Peptidomimetic probes and molecular modeling suggest that Alzheimer's gamma-secretase is an intramembrane-cleaving aspartyl protease.

The amyloid beta-protein (Abeta), implicated in the pathogenesis of Alzheimer's disease (AD), is a proteolytic metabolite generated by the sequential action of beta- and gamma-secretases on the amyloid precursor protein (APP). The two main forms of Abeta are 40- and 42-amino acid C-terminal variants, Abeta40 and Abeta42. We recently described a difluoro ketone peptidomimetic (1) that blocks Abeta production at the gamma-secretase level [Wolfe, M. S., et al. (1998) J. Med.
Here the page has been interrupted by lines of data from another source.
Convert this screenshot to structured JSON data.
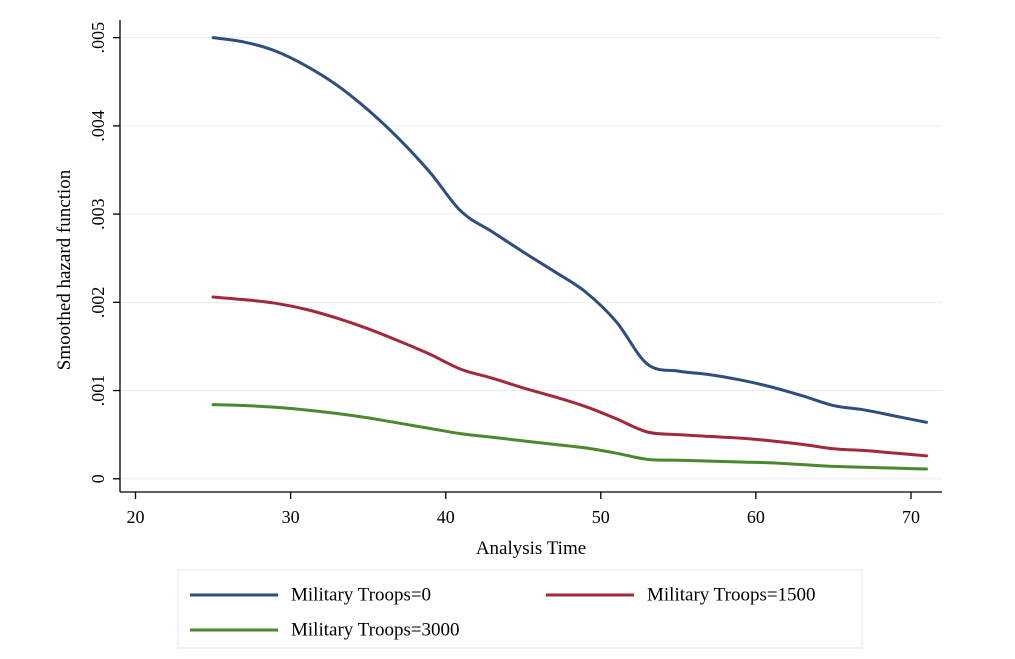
{
  "chart_data": {
    "type": "line",
    "xlabel": "Analysis Time",
    "ylabel": "Smoothed hazard function",
    "xlim": [
      19,
      72
    ],
    "ylim": [
      -0.00015,
      0.0052
    ],
    "x_ticks": [
      20,
      30,
      40,
      50,
      60,
      70
    ],
    "x_tick_labels": [
      "20",
      "30",
      "40",
      "50",
      "60",
      "70"
    ],
    "y_ticks": [
      0,
      0.001,
      0.002,
      0.003,
      0.004,
      0.005
    ],
    "y_tick_labels": [
      "0",
      ".001",
      ".002",
      ".003",
      ".004",
      ".005"
    ],
    "grid": true,
    "legend_position": "bottom",
    "series": [
      {
        "name": "Military Troops=0",
        "color": "#2f4d7e",
        "x": [
          25,
          27,
          29,
          31,
          33,
          35,
          37,
          39,
          41,
          43,
          45,
          47,
          49,
          51,
          53,
          55,
          57,
          59,
          61,
          63,
          65,
          67,
          69,
          71
        ],
        "y": [
          0.005,
          0.00495,
          0.00485,
          0.00468,
          0.00446,
          0.00418,
          0.00385,
          0.00347,
          0.00303,
          0.0028,
          0.00257,
          0.00235,
          0.00212,
          0.00178,
          0.0013,
          0.00122,
          0.00118,
          0.00112,
          0.00104,
          0.00094,
          0.00083,
          0.00078,
          0.00071,
          0.00064
        ]
      },
      {
        "name": "Military Troops=1500",
        "color": "#a3283c",
        "x": [
          25,
          27,
          29,
          31,
          33,
          35,
          37,
          39,
          41,
          43,
          45,
          47,
          49,
          51,
          53,
          55,
          57,
          59,
          61,
          63,
          65,
          67,
          69,
          71
        ],
        "y": [
          0.00206,
          0.00203,
          0.00199,
          0.00192,
          0.00182,
          0.0017,
          0.00156,
          0.00141,
          0.00124,
          0.00114,
          0.00103,
          0.00093,
          0.00082,
          0.00068,
          0.00053,
          0.0005,
          0.00048,
          0.00046,
          0.00043,
          0.00039,
          0.00034,
          0.00032,
          0.00029,
          0.00026
        ]
      },
      {
        "name": "Military Troops=3000",
        "color": "#4a8a2e",
        "x": [
          25,
          27,
          29,
          31,
          33,
          35,
          37,
          39,
          41,
          43,
          45,
          47,
          49,
          51,
          53,
          55,
          57,
          59,
          61,
          63,
          65,
          67,
          69,
          71
        ],
        "y": [
          0.00084,
          0.00083,
          0.00081,
          0.00078,
          0.00074,
          0.00069,
          0.00063,
          0.00057,
          0.00051,
          0.00047,
          0.00043,
          0.00039,
          0.00035,
          0.00029,
          0.00022,
          0.00021,
          0.0002,
          0.00019,
          0.00018,
          0.00016,
          0.00014,
          0.00013,
          0.00012,
          0.00011
        ]
      }
    ]
  }
}
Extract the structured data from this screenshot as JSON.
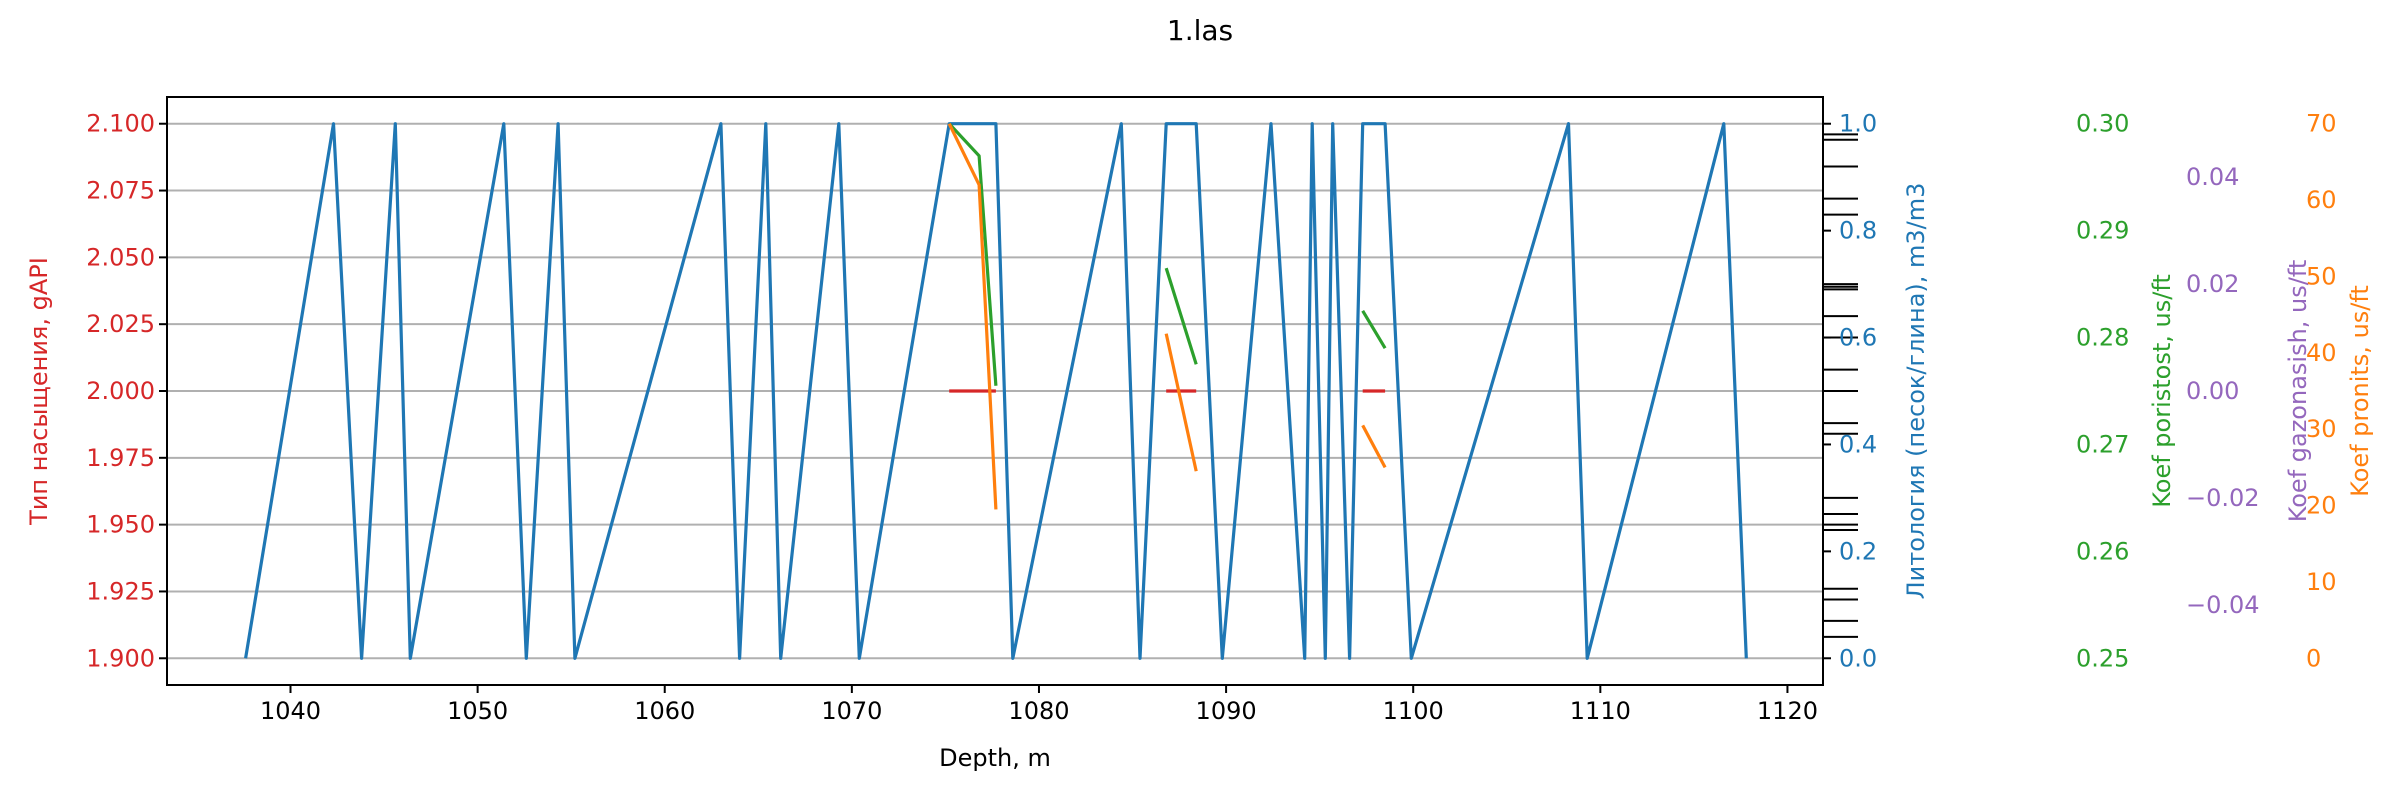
{
  "chart_data": {
    "type": "line",
    "title": "1.las",
    "xlabel": "Depth, m",
    "xlim": [
      1033.4,
      1121.9
    ],
    "xticks": [
      1040,
      1050,
      1060,
      1070,
      1080,
      1090,
      1100,
      1110,
      1120
    ],
    "grid": true,
    "legend": "none",
    "axes": [
      {
        "id": "saturation",
        "label": "Тип насыщения, gAPI",
        "color": "#d62728",
        "ylim": [
          1.89,
          2.11
        ],
        "ticks": [
          1.9,
          1.925,
          1.95,
          1.975,
          2.0,
          2.025,
          2.05,
          2.075,
          2.1
        ],
        "tick_labels": [
          "1.900",
          "1.925",
          "1.950",
          "1.975",
          "2.000",
          "2.025",
          "2.050",
          "2.075",
          "2.100"
        ]
      },
      {
        "id": "lithology",
        "label": "Литология (песок/глина), m3/m3",
        "color": "#1f77b4",
        "ylim": [
          -0.05,
          1.05
        ],
        "ticks": [
          0.0,
          0.2,
          0.4,
          0.6,
          0.8,
          1.0
        ],
        "tick_labels": [
          "0.0",
          "0.2",
          "0.4",
          "0.6",
          "0.8",
          "1.0"
        ]
      },
      {
        "id": "porosity",
        "label": "Koef poristost, us/ft",
        "color": "#2ca02c",
        "ylim": [
          0.2475,
          0.3025
        ],
        "ticks": [
          0.25,
          0.26,
          0.27,
          0.28,
          0.29,
          0.3
        ],
        "tick_labels": [
          "0.25",
          "0.26",
          "0.27",
          "0.28",
          "0.29",
          "0.30"
        ]
      },
      {
        "id": "gas",
        "label": "Koef gazonasish, us/ft",
        "color": "#9467bd",
        "ylim": [
          -0.055,
          0.055
        ],
        "ticks": [
          -0.04,
          -0.02,
          0.0,
          0.02,
          0.04
        ],
        "tick_labels": [
          "−0.04",
          "−0.02",
          "0.00",
          "0.02",
          "0.04"
        ]
      },
      {
        "id": "permeability",
        "label": "Koef pronits, us/ft",
        "color": "#ff7f0e",
        "ylim": [
          -3.5,
          73.5
        ],
        "ticks": [
          0,
          10,
          20,
          30,
          40,
          50,
          60,
          70
        ],
        "tick_labels": [
          "0",
          "10",
          "20",
          "30",
          "40",
          "50",
          "60",
          "70"
        ]
      }
    ],
    "series": [
      {
        "axis": "lithology",
        "color": "#1f77b4",
        "segments": [
          [
            [
              1037.6,
              0
            ],
            [
              1042.3,
              1
            ],
            [
              1043.8,
              0
            ],
            [
              1045.6,
              1
            ],
            [
              1046.4,
              0
            ],
            [
              1051.4,
              1
            ],
            [
              1052.6,
              0
            ],
            [
              1054.3,
              1
            ],
            [
              1055.2,
              0
            ],
            [
              1063.0,
              1
            ],
            [
              1064.0,
              0
            ],
            [
              1065.4,
              1
            ],
            [
              1066.2,
              0
            ],
            [
              1069.3,
              1
            ],
            [
              1070.4,
              0
            ],
            [
              1075.2,
              1
            ],
            [
              1077.7,
              1
            ],
            [
              1078.6,
              0
            ],
            [
              1084.4,
              1
            ],
            [
              1085.4,
              0
            ],
            [
              1086.8,
              1
            ],
            [
              1088.4,
              1
            ],
            [
              1089.8,
              0
            ],
            [
              1092.4,
              1
            ],
            [
              1094.2,
              0
            ],
            [
              1094.6,
              1
            ],
            [
              1095.3,
              0
            ],
            [
              1095.7,
              1
            ],
            [
              1096.6,
              0
            ],
            [
              1097.3,
              1
            ],
            [
              1098.5,
              1
            ],
            [
              1099.9,
              0
            ],
            [
              1108.3,
              1
            ],
            [
              1109.3,
              0
            ],
            [
              1116.6,
              1
            ],
            [
              1117.8,
              0
            ]
          ]
        ]
      },
      {
        "axis": "saturation",
        "color": "#d62728",
        "segments": [
          [
            [
              1075.2,
              2.0
            ],
            [
              1077.7,
              2.0
            ]
          ],
          [
            [
              1086.8,
              2.0
            ],
            [
              1088.4,
              2.0
            ]
          ],
          [
            [
              1097.3,
              2.0
            ],
            [
              1098.5,
              2.0
            ]
          ]
        ]
      },
      {
        "axis": "porosity",
        "color": "#2ca02c",
        "segments": [
          [
            [
              1075.2,
              0.3
            ],
            [
              1076.8,
              0.297
            ],
            [
              1077.7,
              0.2755
            ]
          ],
          [
            [
              1086.8,
              0.2865
            ],
            [
              1088.4,
              0.2775
            ]
          ],
          [
            [
              1097.3,
              0.2825
            ],
            [
              1098.5,
              0.279
            ]
          ]
        ]
      },
      {
        "axis": "permeability",
        "color": "#ff7f0e",
        "segments": [
          [
            [
              1075.2,
              70
            ],
            [
              1076.8,
              62
            ],
            [
              1077.7,
              19.5
            ]
          ],
          [
            [
              1086.8,
              42.5
            ],
            [
              1088.4,
              24.5
            ]
          ],
          [
            [
              1097.3,
              30.5
            ],
            [
              1098.5,
              25
            ]
          ]
        ]
      }
    ],
    "tail_marks_lithology": [
      0.98,
      0.97,
      0.92,
      0.86,
      0.83,
      0.7,
      0.695,
      0.69,
      0.64,
      0.6,
      0.54,
      0.5,
      0.44,
      0.42,
      0.3,
      0.27,
      0.25,
      0.24,
      0.13,
      0.11,
      0.07,
      0.04
    ]
  }
}
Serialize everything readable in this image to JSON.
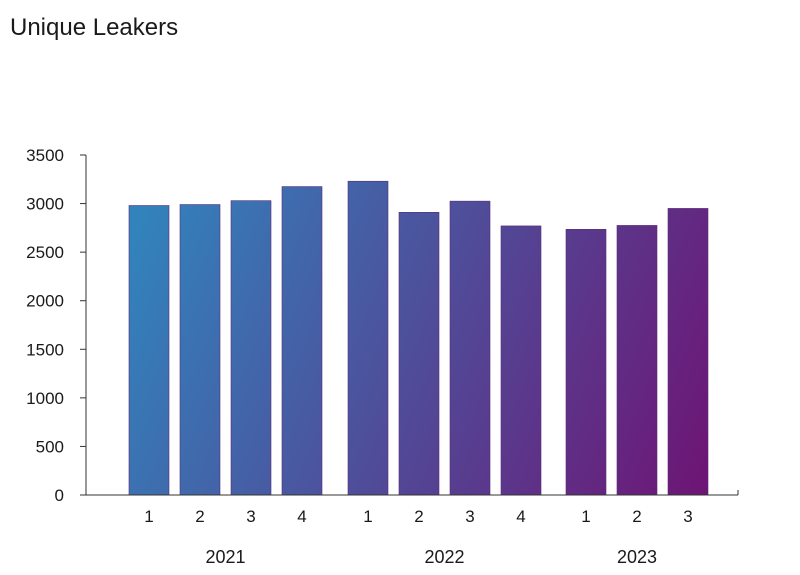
{
  "chart_data": {
    "type": "bar",
    "title": "Unique Leakers",
    "xlabel": "",
    "ylabel": "",
    "ylim": [
      0,
      3500
    ],
    "yticks": [
      0,
      500,
      1000,
      1500,
      2000,
      2500,
      3000,
      3500
    ],
    "grid": false,
    "legend": "none",
    "groups": [
      {
        "label": "2021",
        "categories": [
          "1",
          "2",
          "3",
          "4"
        ],
        "values": [
          2980,
          2990,
          3030,
          3175
        ]
      },
      {
        "label": "2022",
        "categories": [
          "1",
          "2",
          "3",
          "4"
        ],
        "values": [
          3230,
          2910,
          3025,
          2770
        ]
      },
      {
        "label": "2023",
        "categories": [
          "1",
          "2",
          "3"
        ],
        "values": [
          2735,
          2775,
          2950
        ]
      }
    ],
    "gradient": {
      "start": "#3282BC",
      "end": "#6E1474"
    }
  }
}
Chem. 41, 6-9]. Although designed to inhibit Abeta42 production, 1 also effectively blocked Abeta40 formation. Various amino acid changes in 1 still resulted in inhibition of Abeta40 and Abeta42 production, suggesting relatively loose sequence specificity by gamma-secretase. The alcohol counterparts of selected difluoro ketones also lowered Abeta levels, indicating that the ketone carbonyl is not essential for activity and suggesting that these compounds inhibit an aspartyl protease. Selected compounds inhibited the aspartyl protease cathepsin D but not the cysteine protease calpain, corroborating previous suggestions that gamma-secretase is an aspartyl protease with some properties similar to those of cathepsin D. Also, since the gamma-secretase cleavage sites on APP are within the transmembrane region, we consider the hypothesis that this region binds to gamma-secretase as an alpha-helix and discuss the implications of this model for the mechanism of certain forms of hereditary AD.